Wireless Link

This post is a continuation of The Talk² Protocol post, which explained some basics about the Talk² protocol as well basic details about the Wired link.

One more time is important to highlight that the Talk² protocol is independent of the hardware it runs on. For our own boards designs we’ve made some decision, defining which technologies and hardware to use based on our experience. Remember that you’re free to implement the same protocol rules on top of any other media.

RF: Not so simple

A wireless link sounds much simpler than a wired connection. There’s no cables laying around, no mess and all works. But in reality, from an engineering point of view, it’s exactly the opposite. Wireless or radio-frequency (RF) links are much more susceptible to interference, reliability, privacy issues and even local government regulations. In an attempt to simplify our decision to which hardware should be used, we evaluate the following requirements: frequency, cost and features.

Frequency: ISM Band

In other words the operating frequency for the equipment needs to be open or free for everyone to use. Be aware that not all ISM frequencies are available in all countries. Another important point to consider is that even using a frequency from the ISM Band you still need to follow some rules, for example, limiting the transmission power or using frequency hopping as well respecting exclusion zones according to the legislation.

Here in Australia the Radiocommunications (Low Interference Potential Devices) Class Licence defines how the open frequencies should be used and its restrictions. For US there is the FCC part 15, which describe use rules for radio frequency devices.

The most common open bands are:

Band Where it’s used
40MHz Old garage remote control and kids toys like RC cars and “walkie-talkie”
315MHz Used on some garage remote, alarm systems and door bells
433MHz Garage door and power outlet remote controls as well telemetry and restaurant pagers
868/915MHz Telemetry and some older cordless phones. The 868MHz is the European version of 915MHz.
2.4GHz Everybody’s home WiFi, Bluetooth, ZigBee, cordless phone, even your microwave
5.8GHz Some WiFi routers and cordless phone

References related to ISM Bands:

  1. https://en.wikipedia.org/wiki/ISM_band
  2. http://www.radiometrix.com/files/additional/choice-of-frequency-band-can-really-make-a-difference.pdf

Knowing that we need to use an ISM Band we’ve narrowed down our decision to the following bands: 433MHz, 868MHz/915MHz and 2.4GHz. We limited our choices to this list because of multiple factors, including hardware availability, cost and antenna size – the lower the frequency the bigger the antenna you’re going to need.

No to 2.4GHz!

After not much thinking we simply discarded 2.4GHz. Even this frequency being very popular and offering great bandwidth, low cost and only a tiny antenna, it has some major problems:

  • It’s crowded. Every single WiFi device use it: Your and everybody’s home wireless network, Bluetooth, cordless phone, and so on.
  • Poor penetration. The 2.4GHz frequency is quite high, having troubles to penetrate solid materials like the walls of your house or rain.
  • Range. We all have good experience and is easy to tell that 2.4GHz devices don’t offer good range, well below our expectation.

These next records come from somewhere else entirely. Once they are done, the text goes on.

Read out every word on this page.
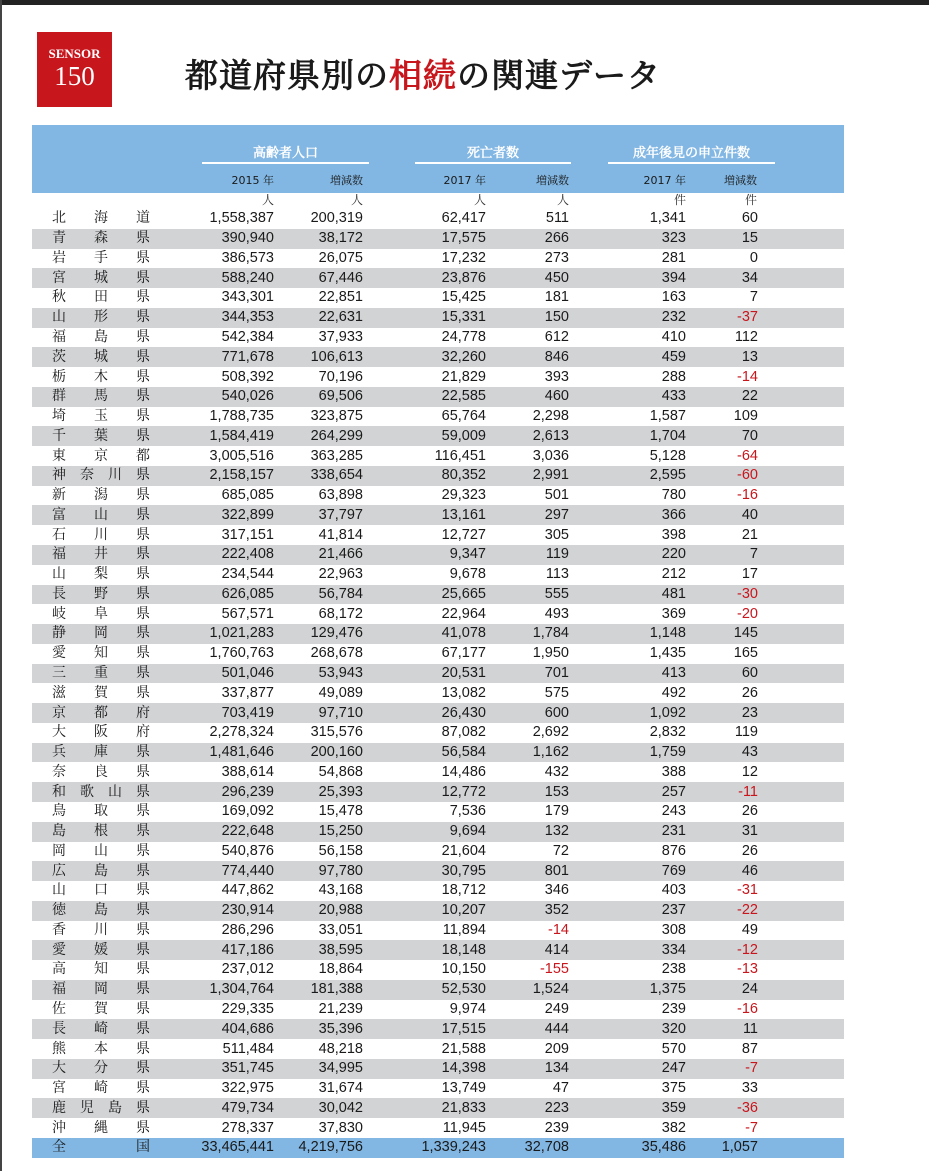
SENSOR
150	都道府県別の相続の関連データ
高齢者人口	死亡者数	成年後見の申立件数
2015 年	増減数	2017 年	増減数	2017 年	増減数
人	人	人	人	件	件
北 海 道	1,558,387	200,319	62,417	511	1,341	60	

青 森 県	390,940	38,172	17,575	266	323	15	

岩 手 県	386,573	26,075	17,232	273	281	0	

宮 城 県	588,240	67,446	23,876	450	394	34	

秋 田 県	343,301	22,851	15,425	181	163	7	

山 形 県	344,353	22,631	15,331	150	232	-37	

福 島 県	542,384	37,933	24,778	612	410	112	

茨 城 県	771,678	106,613	32,260	846	459	13	

栃 木 県	508,392	70,196	21,829	393	288	-14	

群 馬 県	540,026	69,506	22,585	460	433	22	

埼 玉 県	1,788,735	323,875	65,764	2,298	1,587	109	

千 葉 県	1,584,419	264,299	59,009	2,613	1,704	70	

東 京 都	3,005,516	363,285	116,451	3,036	5,128	-64	

神 奈 川 県	2,158,157	338,654	80,352	2,991	2,595	-60	

新 潟 県	685,085	63,898	29,323	501	780	-16	

富 山 県	322,899	37,797	13,161	297	366	40	

石 川 県	317,151	41,814	12,727	305	398	21	

福 井 県	222,408	21,466	9,347	119	220	7	

山 梨 県	234,544	22,963	9,678	113	212	17	

長 野 県	626,085	56,784	25,665	555	481	-30	

岐 阜 県	567,571	68,172	22,964	493	369	-20	

静 岡 県	1,021,283	129,476	41,078	1,784	1,148	145	

愛 知 県	1,760,763	268,678	67,177	1,950	1,435	165	

三 重 県	501,046	53,943	20,531	701	413	60	

滋 賀 県	337,877	49,089	13,082	575	492	26	

京 都 府	703,419	97,710	26,430	600	1,092	23	

大 阪 府	2,278,324	315,576	87,082	2,692	2,832	119	

兵 庫 県	1,481,646	200,160	56,584	1,162	1,759	43	

奈 良 県	388,614	54,868	14,486	432	388	12	

和 歌 山 県	296,239	25,393	12,772	153	257	-11	

鳥 取 県	169,092	15,478	7,536	179	243	26	

島 根 県	222,648	15,250	9,694	132	231	31	

岡 山 県	540,876	56,158	21,604	72	876	26	

広 島 県	774,440	97,780	30,795	801	769	46	

山 口 県	447,862	43,168	18,712	346	403	-31	

徳 島 県	230,914	20,988	10,207	352	237	-22	

香 川 県	286,296	33,051	11,894	-14	308	49	

愛 媛 県	417,186	38,595	18,148	414	334	-12	

高 知 県	237,012	18,864	10,150	-155	238	-13	

福 岡 県	1,304,764	181,388	52,530	1,524	1,375	24	

佐 賀 県	229,335	21,239	9,974	249	239	-16	

長 崎 県	404,686	35,396	17,515	444	320	11	

熊 本 県	511,484	48,218	21,588	209	570	87	

大 分 県	351,745	34,995	14,398	134	247	-7	

宮 崎 県	322,975	31,674	13,749	47	375	33	

鹿 児 島 県	479,734	30,042	21,833	223	359	-36	

沖 縄 県	278,337	37,830	11,945	239	382	-7	

全 国	33,465,441	4,219,756	1,339,243	32,708	35,486	1,057	
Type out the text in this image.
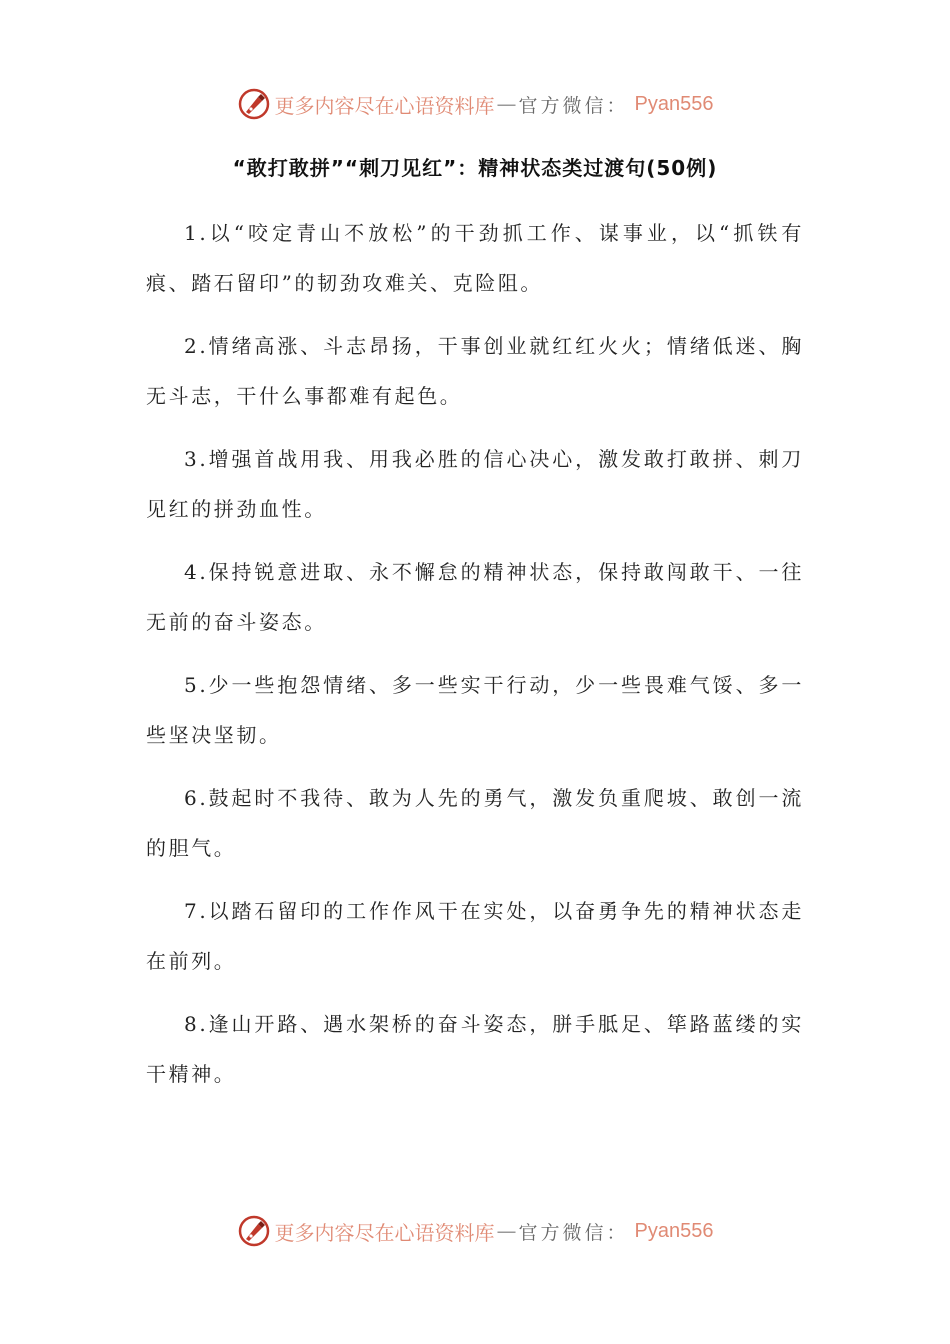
更多内容尽在心语资料库 — 官方微信： Pyan556
“敢打敢拼”“刺刀见红”：精神状态类过渡句(50例)
1.以“咬定青山不放松”的干劲抓工作、谋事业，以“抓铁有痕、踏石留印”的韧劲攻难关、克险阻。
2.情绪高涨、斗志昂扬，干事创业就红红火火；情绪低迷、胸无斗志，干什么事都难有起色。
3.增强首战用我、用我必胜的信心决心，激发敢打敢拼、刺刀见红的拼劲血性。
4.保持锐意进取、永不懈怠的精神状态，保持敢闯敢干、一往无前的奋斗姿态。
5.少一些抱怨情绪、多一些实干行动，少一些畏难气馁、多一些坚决坚韧。
6.鼓起时不我待、敢为人先的勇气，激发负重爬坡、敢创一流的胆气。
7.以踏石留印的工作作风干在实处，以奋勇争先的精神状态走在前列。
8.逢山开路、遇水架桥的奋斗姿态，胼手胝足、筚路蓝缕的实干精神。
更多内容尽在心语资料库 — 官方微信： Pyan556
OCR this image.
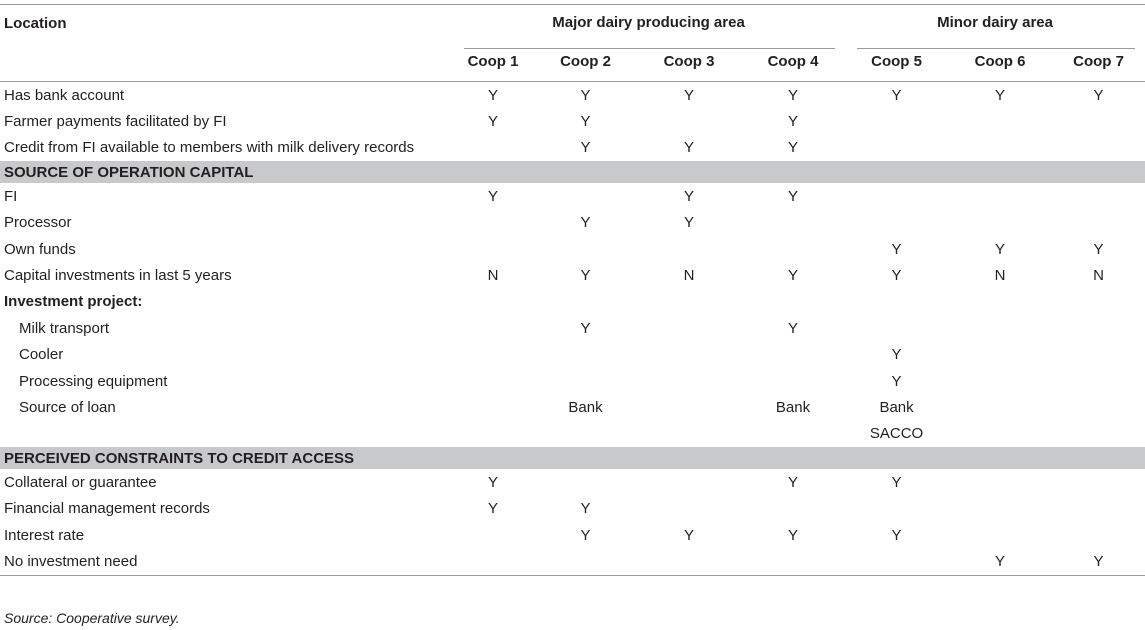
Location	Major dairy producing area				Minor dairy area		

	Coop 1	Coop 2	Coop 3	Coop 4	Coop 5	Coop 6	Coop 7
Has bank account	Y	Y	Y	Y	Y	Y	Y
Farmer payments facilitated by FI	Y	Y		Y			
Credit from FI available to members with milk delivery records		Y	Y	Y			
SOURCE OF OPERATION CAPITAL							
FI	Y		Y	Y			
Processor		Y	Y				
Own funds					Y	Y	Y
Capital investments in last 5 years	N	Y	N	Y	Y	N	N
Investment project:							
Milk transport		Y		Y			
Cooler					Y		
Processing equipment					Y		
Source of loan		Bank		Bank	Bank		
					SACCO		
PERCEIVED CONSTRAINTS TO CREDIT ACCESS							
Collateral or guarantee	Y			Y	Y		
Financial management records	Y	Y					
Interest rate		Y	Y	Y	Y		
No investment need						Y	Y
Source: Cooperative survey.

At the end with two frequency to work with: 433MHz and 868/915MHz.

Cost

Another important factor when deciding which technology to use was the cost. You might have already heard about ZigBee and 6LoWPAN, and even they working on 2.4GHz spectrum they offer great features, including mesh networking, encryption and low power out-of-the-box. ZigBee is even starting to run on sub-GHz frequencies, but those RF modules are very expensive compared with others manufacturers’ proprietary solutions.

Again, if you would like you still able to build a ZigBee Gateway or simply transmit Talk² messages over a ZigBee mesh network.

Features

The most important features listed by us were: transmitter power, receiver sensibility, power consumption and built-in encryption. That in the real life translates into a radio that offers a good range, can be powered by battery and does not add overhead to the MCU when securing the transmitted data.

If you look around you’ll find many products from different manufactures like TI, Microchip, Silicon Labs and others, all on sub-GHz frequencies. Some are even integrated with a 8bit or 32bit ARM MCU.

Chosen Hardware

chip_sw1231Having considered many options the Wireless link will be based on the silicon SX1231 from Semtech  – http://www.semtech.com/wireless-rf/rf-transceivers/sx1231/.

This transceiver offers many features really like:

  • Wide range of frequencies (290MHz to 1000MHz)
  • Build in CRC and AES-128 bit encryption
  • 66 bytes FIFO and RSSI
  • Low RX power comsumption of 16mA

The SX1231 also has a big brother, the SX1231H capable of 20dBm (or 100mW power output).

This same chip is being used by popular RF Modules like the RFM69 by HopeRF, which means that they are 100% compatible.